Dentro desse processo ele exibiu toda sua cruel falta de empatia com familiares
de mortos pela Covid, atacou ferozmente as instituições e semeou o ambiente do
veneno necessário para a tentativa de golpe que ocorreu no dia 8/1 independente
da incompetência, leniência- ou ambas- dos ocupantes do poder que nada fizeram
para conter os terroristas.
O STF esteve na linha de frente
desse enfrentamento ao ex-presidente e foi um dos pilares para impedir que o
golpe se consumasse, embora o pouco entusiasmo dos militares em geral, em detrimento da ala bolsonarista, tenha sido
o fator de contenção decisivo.
O STF, no entanto, para fazer o
que fez promoveu o esfacelamento do ordenamento jurídico brasileiro
extrapolando todos os limites e agindo como se fosse uma corte de violação
constitucional. A personificação de Alexandre de Moraes, a falta de autocontenção
da própria corte, paira como uma ameaça sobre a liberdade, o direito de opinião-
inclusive de ser contrário aos desejos
do governo e do STF na regulação das redes sociais.
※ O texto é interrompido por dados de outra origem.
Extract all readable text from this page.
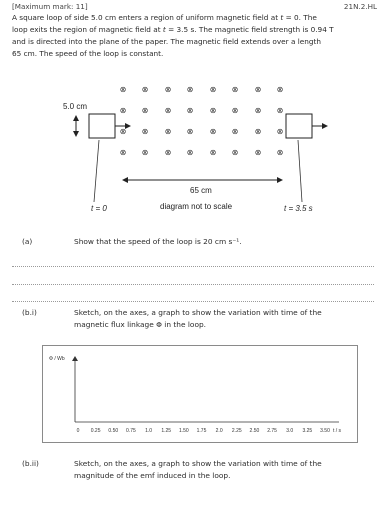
[Maximum mark: 11]	21N.2.HL
A square loop of side 5.0 cm enters a region of uniform magnetic field at t = 0. The
loop exits the region of magnetic field at t = 3.5 s. The magnetic field strength is 0.94 T
and is directed into the plane of the paper. The magnetic field extends over a length
65 cm. The speed of the loop is constant.
⊗ ⊗ ⊗ ⊗ ⊗ ⊗ ⊗ ⊗
⊗ ⊗ ⊗ ⊗ ⊗ ⊗ ⊗ ⊗
⊗ ⊗ ⊗ ⊗ ⊗ ⊗ ⊗ ⊗
⊗ ⊗ ⊗ ⊗ ⊗ ⊗ ⊗ ⊗
5.0 cm
65 cm
t = 0	t = 3.5 s
diagram not to scale
(a)	Show that the speed of the loop is 20 cm s⁻¹.
(b.i)	Sketch, on the axes, a graph to show the variation with time of the
magnetic flux linkage Φ in the loop.
Φ / Wb
0 0.25 0.50 0.75 1.0 1.25 1.50 1.75 2.0 2.25 2.50 2.75 3.0 3.25 3.50 t / s
(b.ii)	Sketch, on the axes, a graph to show the variation with time of the
magnitude of the emf induced in the loop.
Por outro lado, o presidente Lula
ainda fazendo mais política do que administração, mais palanque que mesa de trabalho,
descumpre sua promessa de governar para todos e apaziguar o país. Continua
demonizando o agronegócio, chamando-o de fascistas, como fez com as pessoas que
participaram da Agrishow, em São Paulo;
atacando o Banco Central; conduzindo uma política externa de vai e vem de acordo
com as marés.
Enfim, o horror da era Bolsonarista
não é um salvo-conduto para as agressões de Lula, tampouco para a violação das leis
de forma desrespeitosa, como faz Alexandre de Moraes.